Visit Shakespeare & Company, the Best Bookshop in Paris

Visit Shakespeare & Company

Possibly the most famous bookshop in Paris. A visit to Shakespeare & Company on Paris’ famous Left Bank is an absolute must for bibliophiles. Overlooking Notre Dame Cathedral and nestled next to Paris’ oldest tree, this bookshop has been welcoming ‘tumbleweeds’ for over 100 years.

On my first trip to Paris, I had one destination in mind. Yep, you guessed it. I wanted to visit Shakespeare and Company! It sounds strange to suggest visiting an English bookshop when you’re in Paris. But this one is special. It’s the bookshop that published Ulysses by James Joyce, and has welcomed practically every author you’ve heard of in the twentieth and twenty first century through its doors. It’s hard to explain the appeal of bookshops to none book lovers, but trust me you won’t regret your visit.

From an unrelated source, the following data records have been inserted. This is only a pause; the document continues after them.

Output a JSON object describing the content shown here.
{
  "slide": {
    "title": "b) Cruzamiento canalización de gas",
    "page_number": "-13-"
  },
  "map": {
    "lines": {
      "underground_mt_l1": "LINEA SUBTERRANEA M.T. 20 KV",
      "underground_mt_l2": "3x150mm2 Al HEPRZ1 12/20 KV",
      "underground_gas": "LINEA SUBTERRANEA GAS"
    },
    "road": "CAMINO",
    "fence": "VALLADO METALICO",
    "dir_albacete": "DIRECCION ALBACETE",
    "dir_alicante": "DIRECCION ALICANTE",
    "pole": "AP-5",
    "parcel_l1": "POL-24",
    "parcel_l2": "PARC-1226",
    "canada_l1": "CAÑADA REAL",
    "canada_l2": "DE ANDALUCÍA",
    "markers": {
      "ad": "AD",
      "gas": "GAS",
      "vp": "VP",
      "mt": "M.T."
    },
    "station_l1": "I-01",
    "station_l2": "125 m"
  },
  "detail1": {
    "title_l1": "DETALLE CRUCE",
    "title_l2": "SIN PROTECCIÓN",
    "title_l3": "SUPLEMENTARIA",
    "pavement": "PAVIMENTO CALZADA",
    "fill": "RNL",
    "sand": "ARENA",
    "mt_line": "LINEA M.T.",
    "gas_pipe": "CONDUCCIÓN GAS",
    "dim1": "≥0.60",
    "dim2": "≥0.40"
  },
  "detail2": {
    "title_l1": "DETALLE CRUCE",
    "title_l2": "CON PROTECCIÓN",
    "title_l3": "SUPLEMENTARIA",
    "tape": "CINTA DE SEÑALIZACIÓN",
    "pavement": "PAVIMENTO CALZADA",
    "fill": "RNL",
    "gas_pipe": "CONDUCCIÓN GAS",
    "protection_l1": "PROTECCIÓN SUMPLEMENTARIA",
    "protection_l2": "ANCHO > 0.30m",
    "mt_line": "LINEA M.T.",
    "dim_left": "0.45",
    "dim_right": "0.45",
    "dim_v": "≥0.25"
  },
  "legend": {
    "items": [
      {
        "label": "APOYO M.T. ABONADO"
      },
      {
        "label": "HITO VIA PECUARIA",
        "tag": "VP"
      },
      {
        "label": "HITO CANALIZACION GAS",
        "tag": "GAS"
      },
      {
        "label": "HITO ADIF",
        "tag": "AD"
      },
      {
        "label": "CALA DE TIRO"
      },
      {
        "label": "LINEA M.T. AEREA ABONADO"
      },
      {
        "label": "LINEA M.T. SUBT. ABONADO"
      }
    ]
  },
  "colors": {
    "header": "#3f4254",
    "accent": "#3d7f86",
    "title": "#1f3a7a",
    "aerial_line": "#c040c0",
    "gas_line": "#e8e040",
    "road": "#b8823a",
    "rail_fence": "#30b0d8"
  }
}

How to Find Shakespeare & Company in Paris

You may be surprised that a bookshop that’s situated in the heart of Paris, overlooking Notre Dame Cathedral is easy to miss. But it’s true. Half hidden by hedges, Shakespeare & Company feels like a nestled away secret.

The map above will help you locate the shop. But if you’re really struggling, aim for Notre Dame Cathedral (you can’t miss it!) and then cross over the river to the Left Bank. Once there you’ll feel the bustling city slip away, replaced with a literary haven. Book lovers bustle outside and you may even come across a poet or two offering to write a verse for you on the spot.

Planning Your Visit to Shakespeare & Company

Part shop, part venue, when you visit Shakespeare and Company it feels like walking into Aladdin’s cave of treasure. Books, floor to ceiling, on every topic you can think of line the walls. All around, bibliophiles from across the globe mill, looking for that special title to take home.

Upstairs is an amazing free library of antique and rare books. Here guests are invited to sit awhile, or even to lodge in one of its writer’s rooms. These visitors are affectionately known has “tumbleweeds” can stay free of charge. As long as they promise to work in the shop each day, complete a one page autobiography, and finally ‘read a book per day’. If you’re lucky you can even time your visit to coincide with one of their varied author events .

Of course, the most obvious reason to visit Shakespeare & Company is to get yourself a souvenir book. You won’t be disappointed by the selection on offer! In fact, it may be hard to narrow one down. Each book purchased in the shop is stamped with a special logo, a special reminder of your visit. This guide to the best books set in Paris may offer some inspiration.

Grab a Book and Stay a While

After you’ve chosen your books a visit to the café stuck to the side of the bookshop is a must. If you’re here in springtime, you can sip your coffee in the shade of beautiful cherry blossoms. Although it’s beautiful to sit here all year round too.

The café offers a perfect follow up for literary lovers. Featuring cakes such as “George’s lemon pie”, famously named after George Whitman (founder of the current incarnation of Shakespeare and Company) who supposedly said “There’s only one way to make a good lemon pie, you know”. I’m not sure about that, but the pie here was delicious!

It’s worth noting that due to the immense popularity of Shakespeare and Company and the small nature of the café, it can be hard to find a seat. If you really want to sit inside, it might be best to plan your trip early in the day or come prepared to wait a little while.

The History of Shakespeare & Company: A Century of English Books in Paris

‘Be not inhospitable to strangers, lest they be angels in disguise’

When you visit Shakespeare & Company today, you’re actually in it’s third location. The bookshop’s founder, Sylvia Beach, opened the original shop on at 8 rue Dupuytren in 1919. Then, in 1922 she moved again, to the nearby Rue de l’Odéon.

During this period, Paris was a mecca for writers and artists. And Shakespeare & Company attracted all the great expat writers of the time. Hemingway, Fitzgerald, Eliot, Pound, Djuna Barnes, Gertrude Stein, Mina Loy. All eventually turned the shop into their home away from home.

Despite becoming a thriving part of Paris’s literary society, Sylvia Beach was forced to close the shop in 1941, during the Nazi Occuption. Legend has it that one day that December, a Nazi officer entered her store. He demanded Beach’s last copy of Finnegans Wake but Beach declined to sell him the book. Despite his threats, Beach held firm and decided it would be better to close the shop for good than sell books to Nazis.

But for the efforts of one man, Shakespeare and Company would have then been closed forever. In April 1964—on the four-hundredth anniversary of William Shakespeare’s birth, George Whitman rejuvenated Shakespeare and Company. Moving it to its present location: 37 Rue de la Bûcherie.

George Whitman endeavoured to carry on the spirit of Beach’s shop and in the following decades it emerged again as the centre of expat literary life. Allen Ginsberg, William Burroughs, Anaïs Nin and many more helped to cement Shakespeare and Company’s fame.